There is another perspective. Longevity challenges mainstream awareness of loneliness, mental health issues and isolation in our society as we become more aware of, and accept, the longevity wealth that comes from reflection and the experience of time. Long term thinking absorbed into short term behavioural change propels mental health and access to amenity into the longevity discourse.

It is an exciting proposition to consider replacing the word ‘sustainability’ with ‘longevity’. Health experts lead the charge, but tech giants are investing and making the biggest bets on escalated life expectancy.Furthest from market readiness but by far the most relevant to L.I are the bio-medical mechanisms slowing the process of ageing and extending control. This shifts attention away from blockbuster drugs towards increasingly personalised, precise, preventive and participatory treatments. The mantra of ‘personalized, precise, preventative and participatory’ is equally relevant to how and where we live as it is to residential models of care. To quote Brian Eno ‘We live in different sizes of here’.

In care environments, our architecture already supports AI health technologies, techniques and protocols. Do we have it right? Probably not. One future of AI within L.I. will be the support and blend of non-medical data factors such as financial, psychological and social wellness that actively impact on the quality of life and the functionality of our eldersphere machine learnt from pattern.

Consider the vast amounts of life data and information already collected in most developed nations. Artificial intelligence, big data and predictive analytical techniques already use this type of data to create personalised recommendations. It is in the now future, that citizens can optimise their lifestyles and behaviours to achieve a high degree of wellness, stability, happiness, social involvement and activity to achieve a minimum-sick existence over time. What happened?

In Australia, many grew up with the slogan ‘slip slop slap’. We were unaware (and sometimes resistant) at the time, but we have been anti-aging our skin since we were young.

A shift in attention from health treatment to prevention has led to an expectation of being able to calibrate and control the environment around us. This has swayed us to focus on the impact and emotion surrounding the experience of time and ageing. Anti-ageing is no longer skin deep.

‘Slip slop slap’ was an alarm bell for an unrealistic expectation of no returns or consequence. The unachievable risk-free tan. When we think about integrating business into an Australian society saturated with age-related technology, we should get ahead of the alarm. Embracing a future but present thinking, we must expect and plan for a product offer and architecture that is culturally, spatially and environmentally tuned to our individual potential.
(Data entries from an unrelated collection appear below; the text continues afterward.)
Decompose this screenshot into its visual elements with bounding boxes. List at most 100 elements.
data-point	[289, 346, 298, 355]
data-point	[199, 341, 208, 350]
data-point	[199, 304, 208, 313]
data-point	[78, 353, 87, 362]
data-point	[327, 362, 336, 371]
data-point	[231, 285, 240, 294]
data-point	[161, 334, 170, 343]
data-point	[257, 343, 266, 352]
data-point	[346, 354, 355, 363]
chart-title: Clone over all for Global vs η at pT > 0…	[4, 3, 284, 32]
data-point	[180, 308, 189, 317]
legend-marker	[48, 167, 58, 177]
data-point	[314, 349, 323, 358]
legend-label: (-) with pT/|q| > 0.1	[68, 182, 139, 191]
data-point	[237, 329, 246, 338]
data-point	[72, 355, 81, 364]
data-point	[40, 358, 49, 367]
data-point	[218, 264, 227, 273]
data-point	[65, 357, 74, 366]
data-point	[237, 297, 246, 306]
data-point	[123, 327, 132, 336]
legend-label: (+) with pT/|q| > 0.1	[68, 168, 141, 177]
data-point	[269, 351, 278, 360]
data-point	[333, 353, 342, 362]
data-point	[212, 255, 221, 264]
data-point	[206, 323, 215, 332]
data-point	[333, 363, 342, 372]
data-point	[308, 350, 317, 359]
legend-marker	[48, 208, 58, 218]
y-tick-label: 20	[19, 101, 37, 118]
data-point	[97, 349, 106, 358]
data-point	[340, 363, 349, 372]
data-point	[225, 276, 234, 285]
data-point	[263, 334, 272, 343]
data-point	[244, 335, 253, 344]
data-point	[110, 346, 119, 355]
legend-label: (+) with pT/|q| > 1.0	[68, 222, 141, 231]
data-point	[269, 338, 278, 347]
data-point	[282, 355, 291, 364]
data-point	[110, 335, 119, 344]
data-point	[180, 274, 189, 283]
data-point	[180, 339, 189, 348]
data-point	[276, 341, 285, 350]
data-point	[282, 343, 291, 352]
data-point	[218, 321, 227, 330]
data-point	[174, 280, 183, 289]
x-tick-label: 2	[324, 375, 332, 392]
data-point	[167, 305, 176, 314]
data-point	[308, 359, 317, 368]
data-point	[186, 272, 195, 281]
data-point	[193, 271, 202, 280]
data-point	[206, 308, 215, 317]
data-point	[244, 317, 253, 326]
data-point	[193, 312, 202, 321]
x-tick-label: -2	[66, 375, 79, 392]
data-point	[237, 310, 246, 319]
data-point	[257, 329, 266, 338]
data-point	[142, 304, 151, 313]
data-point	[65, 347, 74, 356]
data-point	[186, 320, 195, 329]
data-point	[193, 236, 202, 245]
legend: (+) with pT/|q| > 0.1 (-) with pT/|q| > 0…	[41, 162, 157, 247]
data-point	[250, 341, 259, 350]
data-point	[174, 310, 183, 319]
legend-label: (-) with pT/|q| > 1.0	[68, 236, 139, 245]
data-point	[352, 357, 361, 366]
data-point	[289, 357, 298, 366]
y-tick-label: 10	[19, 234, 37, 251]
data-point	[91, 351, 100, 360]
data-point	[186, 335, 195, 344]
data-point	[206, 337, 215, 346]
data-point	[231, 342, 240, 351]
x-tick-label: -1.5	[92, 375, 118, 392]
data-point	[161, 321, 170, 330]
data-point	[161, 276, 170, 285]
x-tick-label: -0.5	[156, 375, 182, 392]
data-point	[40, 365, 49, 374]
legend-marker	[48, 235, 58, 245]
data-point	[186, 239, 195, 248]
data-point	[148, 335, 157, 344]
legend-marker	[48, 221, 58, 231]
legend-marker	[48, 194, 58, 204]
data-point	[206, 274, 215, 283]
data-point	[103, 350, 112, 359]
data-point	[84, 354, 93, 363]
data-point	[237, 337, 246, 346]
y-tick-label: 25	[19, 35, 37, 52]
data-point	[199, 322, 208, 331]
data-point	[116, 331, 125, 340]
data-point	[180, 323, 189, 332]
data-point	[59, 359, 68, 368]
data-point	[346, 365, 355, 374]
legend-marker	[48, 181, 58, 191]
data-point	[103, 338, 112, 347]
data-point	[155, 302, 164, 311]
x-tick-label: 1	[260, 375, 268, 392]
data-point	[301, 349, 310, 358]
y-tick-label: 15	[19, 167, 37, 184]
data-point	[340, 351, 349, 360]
If we don’t question, we face the real possibility of yet invented financial models that will adversely affect our longevity experience. How, because they, the large financial institutions, manage to neutralize the economic issues of an aging population by manifesting the opportunities in Healthy Longevity, and simultaneously entering and merging new markets with Age and Wealth Tech. This is increasingly commercially attractive because there is a about one billion people surfing pre-tirement globally who face a discrepancy between their life expectancy and their health adjusted economic planning.

Our homes are already wellbeing lifestyle appliances. Smart home technology and IoT (Internet of Things) devices are mainstream and everywhere. As we live longer, performance needs from our ‘home’ will become increasingly managed and escalated. Better yet, let’s ask, no, let’s demand that good design and architecture enhance and improve our neuroplasticity and support our social connectedness. Why, because good design promotes curiosity and engagement through learning.

In the film ‘Ground Hog Day’, Bill Murray was a character trapped in a dystopian longevity disaster movie. Some see it as Buddhist masterpiece. Whatever, the question prevails: Who wants immortality if we are not happy? As an architect working in the eldersphere I ask; Why don’t we don’t ask the same question from our built environment, every day?